El crimen de Ceuta ha sido perpetrado por el imperialismo español
Equipo editorial de Servir al Pueblo

El jueves 31 de julio, más de 60.000 personas cruzaron la frontera entre España y Marruecos bordeando el espigón del Tarajal. Al menos 72 personas (confirmadas) murieron ahogadas, porque para bordear el espigón, hay que adentrarse antes en el mar. Poco después de su llegada a suelo español, el Estado imperialista envió al ejército, que junto a la Policía Nacional y a la Guardia Civil, se dedicó a cazar a los migrantes. Con la rápida militarización de Ceuta, más del 95% de los migrantes fueron deportados a Marruecos en menos de 24 horas. En estos momentos, las fuerzas represivas del Estado están buscando a los pocos migrantes que han podido escapar la operación militar.
Es urgente poner los puntos sobre las íes. Es falso que la crisis de Ceuta haya sido provocado por Marruecos. No se trata de una “maniobra geopolítica” para “hacer presión” contra España. Tampoco es un castigo de Marruecos contra España por sus “recientes acuerdos con Argelia”. Cualquier motivo que parte de que la crisis haya sido orquestada unilateralmente por Marruecos contra España es falso.
Marruecos es un país semicolonial y semifedual, un país donde se desenvuelve el capitalismo burocrático y es oprimido por el imperialismo, principalmente por el imperialismo yanqui, seguido muy de cerca por el imperialismo español.
Aunque formalmente goce de independiencia, Marruecos no es un país soberano. Está política y económicamente atada a los imperialistas. Toda su economía pertenece, directa o indirectamente, a los monopolios yanquis y españoles, no habiendo nada que se le parezca a una industria nacional. Todas sus decisiones políticas (dentro del país, pero también en su política exterior) sirven a los imperialistas extranjeros. Todas las decisiones sobre la política exterior de Marruecos se toman en los despachos de Washington y Madrid, no en Rabat. Los dueños del país son los monopolios extranjeros, que colaboran con las clases reaccionarias de la sociedad (monarquía, terratenientes y gran burguesía burocrática) para manejar el país.
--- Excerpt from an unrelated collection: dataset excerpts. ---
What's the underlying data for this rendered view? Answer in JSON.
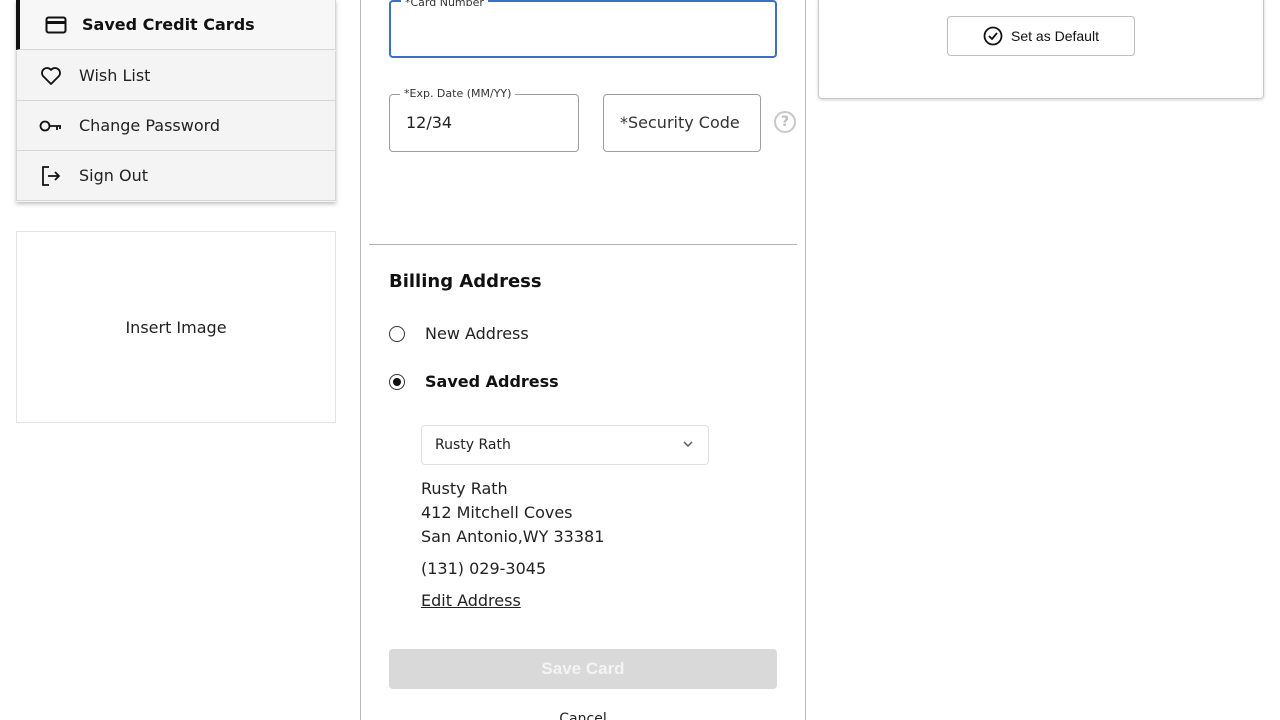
{
  "nav": {
    "items": [
      {
        "label": "Saved Credit Cards",
        "icon": "credit-card-icon"
      },
      {
        "label": "Wish List",
        "icon": "heart-icon"
      },
      {
        "label": "Change Password",
        "icon": "key-icon"
      },
      {
        "label": "Sign Out",
        "icon": "sign-out-icon"
      }
    ],
    "active_index": 0
  },
  "insert_image": {
    "label": "Insert Image"
  },
  "card_form": {
    "card_number": {
      "label": "*Card Number",
      "value": ""
    },
    "exp_date": {
      "label": "*Exp. Date (MM/YY)",
      "value": "12/34"
    },
    "security_code": {
      "placeholder": "*Security Code"
    },
    "help_icon": "?"
  },
  "billing": {
    "title": "Billing Address",
    "options": [
      {
        "label": "New Address",
        "selected": false
      },
      {
        "label": "Saved Address",
        "selected": true
      }
    ],
    "selected_address": "Rusty Rath",
    "address": {
      "name": "Rusty Rath",
      "street": "412 Mitchell Coves",
      "city_state_zip": "San Antonio,WY 33381",
      "phone": "(131) 029-3045"
    },
    "edit_label": "Edit Address"
  },
  "actions": {
    "save_label": "Save Card",
    "cancel_label": "Cancel"
  },
  "default_card": {
    "button_label": "Set as Default"
  },
  "colors": {
    "focus_border": "#3d6fc9",
    "disabled_button": "#d9d9d9"
  }
}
Esta es la razón de por qué antes hemos dicho que todas las explicaciones que parten de una supuesta maniobra de Marruecos, son falsas. ¡Marruecos no puede maniobrar contra España porque es un país lacayo de España! Marruecos no es un país soberano. Ningún país oprimido puede negociar en igualdad de condiciones con su opresor imperialista.
En este tipo de situaciones se aprecia muy claramente la bajeza moral y la indigencia intelectual del revisionismo. Ante un crimen genocida como el ocurrido durante los últimos días, que en lo fundamental es igual que el crimen perpetrado en la Valla de Melilla de 24 de junio de 2022, resulta obvio que lo correcto es denunciar al imperialismo español. Gracias a la política migratoria del Estado español, al menos 72 personas han muerto y cerca de 50.000 han sido identificadas y devueltos a Marruecos como perros.
Para los revisionistas, no es tan obvio. ¿Qué han hecho? Cerrar filas con el Estado imperialista y culpar a Marruecos. Todo tipo de partidos, organizaciones y colectivos presentes en el movimiento de masas, incluso algunos que se autodenominan comunistas, convergen con el relato de que el crimen ha sido perpetrado por Marruecos. Esto, además de ser una muestra de chovinismo imperialista desbordante (echan balones fuera), es negar el abecé del marxismo. Al afirmar que Marruecos tiene capacidad para maniobrar de esas forma, están negando su dependencia externa. Niegan que sea un país semicolonial y semifeudal, y por tanto, también niegan el rol de España como potencia imperialista. ¡Y tienen el valor de declararse antiimperialistas!
Hay que ser firmes y claro. La llamada “crisis de Ceuta” es un crimen del imperialismo español. No es ninguna maniobra diplomática ni geopolítica, eso es charlatanería barata de la prensa monopolista. Cualquier que defienda eso está colaborando con el chovinismo español y el racismo antimarroquí. El crimen de Ceuta forma parte de la guerra de las potencias imperialistas europeas contra los más pobres de África. El crimen de Ceuta es, en lo fundamental, igual que el crimen de Melilla del 24 de junio de 2022. Lo único distinto son las cifras y la dureza de las imágenes.
Es posible que en los próximos días publiquemos un nuevo artículo sobre el tema, a medida que se vaya conociendo más información de los migrantes asesinados y de la actuación del ejército.
Nuestra orientación, como periódico revolucionario, es clara: movilizar al proletariado junto a todo el pueblo contra la criminal política migratoria del imperialismo español. La guerra contra los más pobres de África debe terminar.